We are coming towards the end of the sampling window for the New NQF Sport qualification and some centres that are delivering the programme over a year, may be asking their Standards Verifier for an extension to complete their second sample and in some cases their first sample.
The Quality Assurance model for the qualification has come as a surprise for some centres, and it has upped the ante in terms of the requirements of standards verification.
What do you need to do before you start delivering the course?
The first thing that needs to be done is to complete standardisation training. A member of staff needs to be registered as the Lead Internal Verifier. The Lead Internal Verifier can access the training materials via OSCA and the materials should then be completed with the BTEC team to ensure that everyone involved with delivering and assessing the course are working towards the same standards. Unlike the QCF qualification there isn’t a requirement to complete online standardisation to gain accreditation, but it is really important that the standardisation materials are accessed and worked through as a team. Standardisation is not a one of thing; it needs to be completed every year.
From completing sampling this year, I can say that those centres that did not complete the standardisation materials did not tend to meet the National Standards and were blocked at first sampling. To be fair though, some centres that did complete the standardisation were also blocked at first sampling.
I have completed the standardisation materials with my team, what’s next?
Before you start delivery, just like on any other qualification you need to plan assessment and verification. However, on the New NQF qualification the assessment plan takes on more importance, because it is the first thing that your standards verifier will ask you for. Not only does this need to be in place at the start of the year, but it also needs to be as accurate and realistic as possible. As a Standards Verifier when I receive your assessment plan I can clearly see which units are being assessed and verified, when it is taking place and also who is doing it. I will then base sampling around your assessment plan, so be realistic about the dates that you put forward on your assessment plan. Nothing rings alarm bells more than a centre that don’t meet any of their proposed dates and are constantly making up excuses for the fact!
What about assignments, they have changed haven’t they?

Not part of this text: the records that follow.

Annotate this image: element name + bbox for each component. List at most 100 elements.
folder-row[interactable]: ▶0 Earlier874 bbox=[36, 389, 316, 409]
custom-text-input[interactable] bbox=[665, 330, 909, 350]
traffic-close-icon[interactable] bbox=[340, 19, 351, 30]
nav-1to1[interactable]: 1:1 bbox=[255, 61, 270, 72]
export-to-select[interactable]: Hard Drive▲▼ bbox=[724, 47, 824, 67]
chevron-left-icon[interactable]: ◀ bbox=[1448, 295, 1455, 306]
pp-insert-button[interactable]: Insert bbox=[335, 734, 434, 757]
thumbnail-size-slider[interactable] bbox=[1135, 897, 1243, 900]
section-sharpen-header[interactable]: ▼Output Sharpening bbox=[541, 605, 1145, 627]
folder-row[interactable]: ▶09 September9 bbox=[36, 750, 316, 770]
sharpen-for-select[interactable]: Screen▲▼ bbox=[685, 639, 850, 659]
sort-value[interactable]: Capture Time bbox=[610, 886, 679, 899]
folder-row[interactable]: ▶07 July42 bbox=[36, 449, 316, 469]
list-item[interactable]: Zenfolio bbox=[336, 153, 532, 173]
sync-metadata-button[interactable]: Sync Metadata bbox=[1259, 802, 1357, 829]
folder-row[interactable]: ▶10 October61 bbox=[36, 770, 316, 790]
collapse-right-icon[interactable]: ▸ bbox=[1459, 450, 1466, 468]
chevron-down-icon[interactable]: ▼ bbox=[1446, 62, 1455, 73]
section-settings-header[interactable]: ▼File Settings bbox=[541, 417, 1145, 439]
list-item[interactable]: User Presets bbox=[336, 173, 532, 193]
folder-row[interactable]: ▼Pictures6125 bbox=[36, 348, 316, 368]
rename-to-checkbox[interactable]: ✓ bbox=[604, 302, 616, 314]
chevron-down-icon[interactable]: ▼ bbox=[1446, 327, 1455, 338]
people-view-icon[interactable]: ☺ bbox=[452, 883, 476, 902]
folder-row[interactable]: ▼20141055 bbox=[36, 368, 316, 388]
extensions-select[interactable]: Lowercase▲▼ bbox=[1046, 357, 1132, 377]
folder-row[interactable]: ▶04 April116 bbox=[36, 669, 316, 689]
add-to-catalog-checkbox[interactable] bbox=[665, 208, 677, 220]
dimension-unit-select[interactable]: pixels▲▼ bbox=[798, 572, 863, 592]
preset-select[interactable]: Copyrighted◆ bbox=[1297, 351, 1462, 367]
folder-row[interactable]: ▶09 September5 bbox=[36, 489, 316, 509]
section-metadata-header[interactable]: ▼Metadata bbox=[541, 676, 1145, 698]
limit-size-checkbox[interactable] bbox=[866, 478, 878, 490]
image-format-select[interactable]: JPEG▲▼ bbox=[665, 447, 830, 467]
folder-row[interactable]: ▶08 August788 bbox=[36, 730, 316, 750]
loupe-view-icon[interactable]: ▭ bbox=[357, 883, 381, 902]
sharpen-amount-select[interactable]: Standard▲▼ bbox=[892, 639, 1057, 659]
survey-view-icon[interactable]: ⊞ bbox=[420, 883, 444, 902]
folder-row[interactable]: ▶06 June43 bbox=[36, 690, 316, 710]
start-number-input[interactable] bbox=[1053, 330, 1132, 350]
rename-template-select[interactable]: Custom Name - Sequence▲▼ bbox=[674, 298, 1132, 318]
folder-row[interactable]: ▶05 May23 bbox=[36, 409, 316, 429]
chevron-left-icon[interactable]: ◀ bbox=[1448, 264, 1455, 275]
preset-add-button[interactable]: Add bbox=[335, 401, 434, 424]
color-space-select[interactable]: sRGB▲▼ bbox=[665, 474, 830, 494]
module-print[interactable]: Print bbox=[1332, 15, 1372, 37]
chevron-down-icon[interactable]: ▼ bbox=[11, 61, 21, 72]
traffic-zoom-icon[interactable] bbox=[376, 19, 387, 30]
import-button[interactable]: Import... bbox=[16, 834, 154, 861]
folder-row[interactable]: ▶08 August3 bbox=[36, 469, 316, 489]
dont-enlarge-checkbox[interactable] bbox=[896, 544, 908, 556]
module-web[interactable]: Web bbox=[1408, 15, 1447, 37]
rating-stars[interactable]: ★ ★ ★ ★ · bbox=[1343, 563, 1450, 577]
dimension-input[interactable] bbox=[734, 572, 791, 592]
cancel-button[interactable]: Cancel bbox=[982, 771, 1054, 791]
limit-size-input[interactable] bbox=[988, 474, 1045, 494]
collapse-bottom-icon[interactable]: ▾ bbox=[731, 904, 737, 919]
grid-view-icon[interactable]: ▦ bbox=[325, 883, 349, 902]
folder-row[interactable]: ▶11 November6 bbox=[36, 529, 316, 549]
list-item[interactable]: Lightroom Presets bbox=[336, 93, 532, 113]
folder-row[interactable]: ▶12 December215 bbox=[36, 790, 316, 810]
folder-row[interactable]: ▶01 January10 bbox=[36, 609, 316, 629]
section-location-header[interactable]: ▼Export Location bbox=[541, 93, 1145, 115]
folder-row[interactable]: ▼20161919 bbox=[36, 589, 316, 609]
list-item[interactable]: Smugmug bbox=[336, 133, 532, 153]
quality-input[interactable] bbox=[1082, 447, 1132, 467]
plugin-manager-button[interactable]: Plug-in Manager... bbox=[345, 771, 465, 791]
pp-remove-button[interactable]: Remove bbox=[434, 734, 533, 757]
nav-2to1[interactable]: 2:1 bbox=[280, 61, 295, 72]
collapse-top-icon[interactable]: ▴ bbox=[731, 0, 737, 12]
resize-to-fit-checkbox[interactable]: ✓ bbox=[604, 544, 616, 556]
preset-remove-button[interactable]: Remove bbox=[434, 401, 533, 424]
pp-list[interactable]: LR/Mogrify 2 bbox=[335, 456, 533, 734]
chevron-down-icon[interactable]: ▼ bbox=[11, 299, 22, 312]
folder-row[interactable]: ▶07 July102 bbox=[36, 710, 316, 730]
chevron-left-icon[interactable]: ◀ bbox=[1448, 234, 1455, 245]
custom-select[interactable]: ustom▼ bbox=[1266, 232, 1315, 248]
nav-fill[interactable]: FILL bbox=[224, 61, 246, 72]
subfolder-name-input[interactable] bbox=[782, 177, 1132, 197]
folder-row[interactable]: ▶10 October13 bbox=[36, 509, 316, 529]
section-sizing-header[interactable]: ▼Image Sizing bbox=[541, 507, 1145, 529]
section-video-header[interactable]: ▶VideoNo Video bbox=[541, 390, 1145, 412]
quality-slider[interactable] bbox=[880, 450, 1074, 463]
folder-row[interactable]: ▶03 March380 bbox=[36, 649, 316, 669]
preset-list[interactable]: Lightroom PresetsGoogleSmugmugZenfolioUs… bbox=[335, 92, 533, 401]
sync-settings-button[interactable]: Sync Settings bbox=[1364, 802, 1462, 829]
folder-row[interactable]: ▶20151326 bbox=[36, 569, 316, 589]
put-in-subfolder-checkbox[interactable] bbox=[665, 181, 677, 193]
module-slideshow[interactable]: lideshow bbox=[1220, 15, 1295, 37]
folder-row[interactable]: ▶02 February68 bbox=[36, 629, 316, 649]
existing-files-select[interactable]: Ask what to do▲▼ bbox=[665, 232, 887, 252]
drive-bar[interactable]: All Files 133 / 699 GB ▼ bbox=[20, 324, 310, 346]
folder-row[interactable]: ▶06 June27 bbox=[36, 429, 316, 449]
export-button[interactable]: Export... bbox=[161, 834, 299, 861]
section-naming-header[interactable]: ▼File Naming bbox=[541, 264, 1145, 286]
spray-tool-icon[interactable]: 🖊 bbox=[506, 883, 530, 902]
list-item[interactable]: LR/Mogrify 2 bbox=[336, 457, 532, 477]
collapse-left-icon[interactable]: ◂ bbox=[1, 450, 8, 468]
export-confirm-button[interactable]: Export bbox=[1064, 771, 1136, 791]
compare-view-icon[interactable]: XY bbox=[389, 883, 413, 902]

Yes, they have changed and you need to be prepared for the changes, but to be fair Edexcel have tried to help with this matter. Firstly, they have provided an assignment checking service, which I recommended all of my centres to send their assignment briefs to. The service reviews your assignment briefs and provides detailed feedback which clearly informs you of what is missing or what needs to be amended on each brief, access it here.
Secondly, they have written authorised assignment briefs for most units and in some cases (Unit 2: Practical Sports Performance) they have written assignment briefs for the whole unit. I recommended that all of my centres who were delivering Unit 2, to use the authorised assignment briefs in the first year of the programme. The briefs can be used as they are or they can be adapted to place them in a relevant local content for learners. You will have to add the relevant information that is not included; assessor details, internal verifier details, issue and submission dates. But one thing that you should remember is that if you use an authorised brief, it needs to be internally verified whether you change it or not.
Remember: You need to include an interim submission date, when learners will be provided with formative feedback and a final submission date, when learners will be provided with summative feedback.
If I am going to write my own assignments, what do I need to consider?
When designing assignments and assignment tasks you should consider the following points:
a) Try to work backwards from Distinction and then forwards from Level 2 Pass to think about what tasks and evidence would work
b) Provide a scenario or context that links to those tasks – don’t forget to link the two together
c) Tasks should be contextualised to the context which is set within the scenario for the assessment – the assessor should make it clear to the learners why they would be required to develop the evidence including the context requirements within the role/context set within the scenario
d) The assessment criteria can’t be used as tasks, so think about using more general language to start a task
e) You are not allowed to use the active verbs (describe, explain, evaluate). So instead you should use a command verb which could overarch criteria which target pass and merit.
f) Find a balance in giving guidance – not a blow by blow list and not a vague direction
g) Be very specific about the evidence – if there is observation make it clear how and when this would happen
When you are designing assignment briefs, look at some of the authorised assignment briefs to give you some ideas. The authorised briefs will give you some examples of relevant and appropriate scenarios and ways to phrase tasks without using the active verbs or the assessment criteria.
Remember: When you feel that the assignment brief is complete send it to the assignment checking service and pass the burden of checking the assignment is fit for purpose on to them, rather than straight onto your own internal verifier! Keep the feedback that you get from the checking service as your Standards Verifier may ask for the evidence.
You should also send your assignment briefs to your Standards Verifier, who will provide you with feedback and inform you whether the briefs are fit for purpose or not.
Remember: Do not give assignment briefs that have not been checked to learners. The last thing that you want is for learners to complete work which is not appropriate for the targeted assessment criteria. Your learners could waste weeks producing the wrong work and then weeks making it right!